The findings echo the concerns of many environmental scientists and health activists.
"The existing law is broken," said Andy Igrejas of the National Environmental Trust in Washington. "It doesn't protect the American public from toxic chemicals. It's arguably our weakest environmental law, and people don't realize that."
The law "tells EPA that before you can regulate the chemical, you have to amass enormous evidence to prove it guilty. But EPA doesn't have the authority to get that evidence," Igrejas said.
EPA officials, in a written response to the report, said they were "proud of the progress that we have made in protecting human health and the environment." In the last 20 years, the agency has regulated more than 1,600 chemicals, and a similar number has been voluntarily withdrawn by companies, wrote Susan B. Hazen, the agency's principal deputy assistant administrator. She wrote that amendments to the law were unnecessary because "the EPA believes that there is currently strong legal authority" to require testing of compounds.
Representatives of the chemical industry were unavailable for comment Tuesday. But in the past, they have said that they subject chemicals to rigorous safety tests and that a stronger law is unnecessary.
In 1998, the Chemical Manufacturers Assn., now the American Chemistry Council, initiated a voluntary program to provide information on the basic properties of about 2,800 chemicals used in high volumes. But the federal report said it was "unclear whether the program will produce sufficient information for EPA to determine chemicals' risks to human health and the environment."
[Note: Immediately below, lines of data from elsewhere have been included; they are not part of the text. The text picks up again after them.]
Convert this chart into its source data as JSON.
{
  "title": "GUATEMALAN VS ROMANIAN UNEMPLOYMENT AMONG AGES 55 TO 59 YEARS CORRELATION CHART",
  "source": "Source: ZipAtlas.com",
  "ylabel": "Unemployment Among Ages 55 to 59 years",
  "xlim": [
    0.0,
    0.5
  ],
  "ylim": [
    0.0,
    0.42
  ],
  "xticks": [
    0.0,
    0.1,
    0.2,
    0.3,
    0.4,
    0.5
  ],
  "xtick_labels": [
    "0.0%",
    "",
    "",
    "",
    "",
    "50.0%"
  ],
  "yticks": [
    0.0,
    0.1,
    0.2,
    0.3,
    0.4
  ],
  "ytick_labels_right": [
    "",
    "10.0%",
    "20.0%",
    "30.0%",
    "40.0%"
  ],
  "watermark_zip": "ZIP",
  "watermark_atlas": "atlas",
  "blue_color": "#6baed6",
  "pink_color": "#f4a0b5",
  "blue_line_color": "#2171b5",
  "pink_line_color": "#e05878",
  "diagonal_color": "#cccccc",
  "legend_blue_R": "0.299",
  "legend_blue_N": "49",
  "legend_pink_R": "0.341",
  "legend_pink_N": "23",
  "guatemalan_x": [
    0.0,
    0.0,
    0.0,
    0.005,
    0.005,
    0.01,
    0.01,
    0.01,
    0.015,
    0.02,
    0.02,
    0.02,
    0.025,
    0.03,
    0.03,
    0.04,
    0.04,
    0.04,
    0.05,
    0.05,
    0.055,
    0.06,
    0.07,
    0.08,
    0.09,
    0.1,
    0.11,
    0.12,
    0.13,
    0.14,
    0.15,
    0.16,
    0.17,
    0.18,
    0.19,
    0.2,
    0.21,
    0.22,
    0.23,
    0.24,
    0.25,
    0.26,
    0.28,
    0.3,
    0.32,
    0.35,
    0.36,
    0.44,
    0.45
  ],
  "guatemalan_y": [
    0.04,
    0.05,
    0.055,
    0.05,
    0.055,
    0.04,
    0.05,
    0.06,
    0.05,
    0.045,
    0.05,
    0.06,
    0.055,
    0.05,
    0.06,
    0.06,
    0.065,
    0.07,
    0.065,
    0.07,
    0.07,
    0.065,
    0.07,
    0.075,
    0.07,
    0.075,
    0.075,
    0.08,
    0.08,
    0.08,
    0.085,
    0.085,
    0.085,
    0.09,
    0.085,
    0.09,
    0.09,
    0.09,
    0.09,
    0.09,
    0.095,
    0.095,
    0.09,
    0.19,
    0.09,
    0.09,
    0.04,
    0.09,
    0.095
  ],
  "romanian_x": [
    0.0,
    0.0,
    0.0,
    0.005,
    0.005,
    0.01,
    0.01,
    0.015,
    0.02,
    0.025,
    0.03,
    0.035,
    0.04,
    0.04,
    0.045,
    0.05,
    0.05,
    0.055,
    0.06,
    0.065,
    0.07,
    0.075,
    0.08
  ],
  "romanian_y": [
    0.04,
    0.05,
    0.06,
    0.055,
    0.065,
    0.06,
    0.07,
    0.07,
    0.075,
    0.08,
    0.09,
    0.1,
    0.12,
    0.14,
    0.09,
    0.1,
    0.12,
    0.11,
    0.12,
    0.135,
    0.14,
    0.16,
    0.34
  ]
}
The environmental agency has not banned any existing industrial chemical since 1989, when it tried to phase out asbestos. The asbestos ban was overturned in 1991 when a federal appeals court ruled that the EPA had not proved it was necessary to protect human health. Since then, the agency has relied mostly on voluntary efforts by chemical companies.
The report comes as Europe debates a controversial proposal, called REACH, that would require extensive testing of chemicals. The Bush administration and U.S. chemical industry have lobbied against the proposal, saying it is unworkable, would cost the industry billions of dollars and could lead to bans on important compounds.
The accountability office report does not endorse the European Union proposal. But it suggests several options for Congress to strengthen the U.S. law by requiring testing before a chemical is introduced and reducing the burden of proof needed to regulate a chemical.
Many U.S. environmental experts agree. Joel A. Tickner, associate professor at the University of Massachusetts' School of Health & Environment, said the United States "is behind the curve" and "needs a fundamental new chemicals policy" similar to the EU proposal.